婚約破棄した相手が毎日謝罪に来ますが、復縁なんて絶対にありえません!

 危ない場所ややってはいけないことなど、注意が多いらしいが、アリスを始めとした子どもたちも、そんな彼を慕っているようだ。
 サーラも初めてパン作りをしたとき、話しかけることもできずに狼狽えていた。それなのに、嫌な顔ひとつせずに、優しく対応してくれたことを思い出す。
(優しい人なのね)
 子どもたちの安全を考え、過剰くらい注意しているのも、ルースが優しいからだ。その忠告を無視してはいけない。

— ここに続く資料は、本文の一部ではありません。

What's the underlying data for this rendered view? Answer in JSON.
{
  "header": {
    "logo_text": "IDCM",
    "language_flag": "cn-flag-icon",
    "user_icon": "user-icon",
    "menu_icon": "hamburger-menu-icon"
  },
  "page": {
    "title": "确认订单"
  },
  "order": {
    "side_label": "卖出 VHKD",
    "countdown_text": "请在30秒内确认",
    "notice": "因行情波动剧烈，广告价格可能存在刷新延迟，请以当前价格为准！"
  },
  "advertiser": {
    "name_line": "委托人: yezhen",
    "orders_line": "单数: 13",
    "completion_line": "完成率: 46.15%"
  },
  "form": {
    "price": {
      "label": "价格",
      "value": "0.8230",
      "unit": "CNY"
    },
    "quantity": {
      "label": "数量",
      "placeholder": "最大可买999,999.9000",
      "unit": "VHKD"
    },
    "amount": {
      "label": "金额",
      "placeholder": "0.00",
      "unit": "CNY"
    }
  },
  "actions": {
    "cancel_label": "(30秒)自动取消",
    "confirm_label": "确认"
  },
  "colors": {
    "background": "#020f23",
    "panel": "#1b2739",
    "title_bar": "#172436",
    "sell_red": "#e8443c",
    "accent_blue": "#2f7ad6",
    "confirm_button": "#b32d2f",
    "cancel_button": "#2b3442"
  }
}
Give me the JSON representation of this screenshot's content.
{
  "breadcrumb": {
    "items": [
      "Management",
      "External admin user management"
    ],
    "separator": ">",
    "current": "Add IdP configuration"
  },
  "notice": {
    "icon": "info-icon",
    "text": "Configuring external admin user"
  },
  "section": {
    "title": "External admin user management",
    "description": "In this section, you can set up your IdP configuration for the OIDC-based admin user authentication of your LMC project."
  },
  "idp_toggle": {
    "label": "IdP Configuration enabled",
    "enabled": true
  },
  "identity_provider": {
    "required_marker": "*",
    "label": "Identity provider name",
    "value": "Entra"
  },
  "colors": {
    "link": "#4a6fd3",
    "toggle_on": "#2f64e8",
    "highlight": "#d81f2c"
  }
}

 そう考え、かなり遠回りをして立ち寄ったのは、町の中心にあるパン屋だ。
 店先から香ばしいパンの香りや、甘いジャムの香りが漂っている。ここのジャムが一番おいしいと、キリネが力説していた。
 店番をしていたのは優しそうな壮年の女性で、目を輝かせているアリスに色々なジャムを試食させてくれた。
「やっぱり木苺がいいかしら?」
 モーリーはいちごが好きらしいが、季節柄、木苺のほうがよさそうだ。サーラの提案に、アリスも大きく頷く。
「うん。これがいいと思う」
 甘酸っぱくておいしいと、何度も言っていた。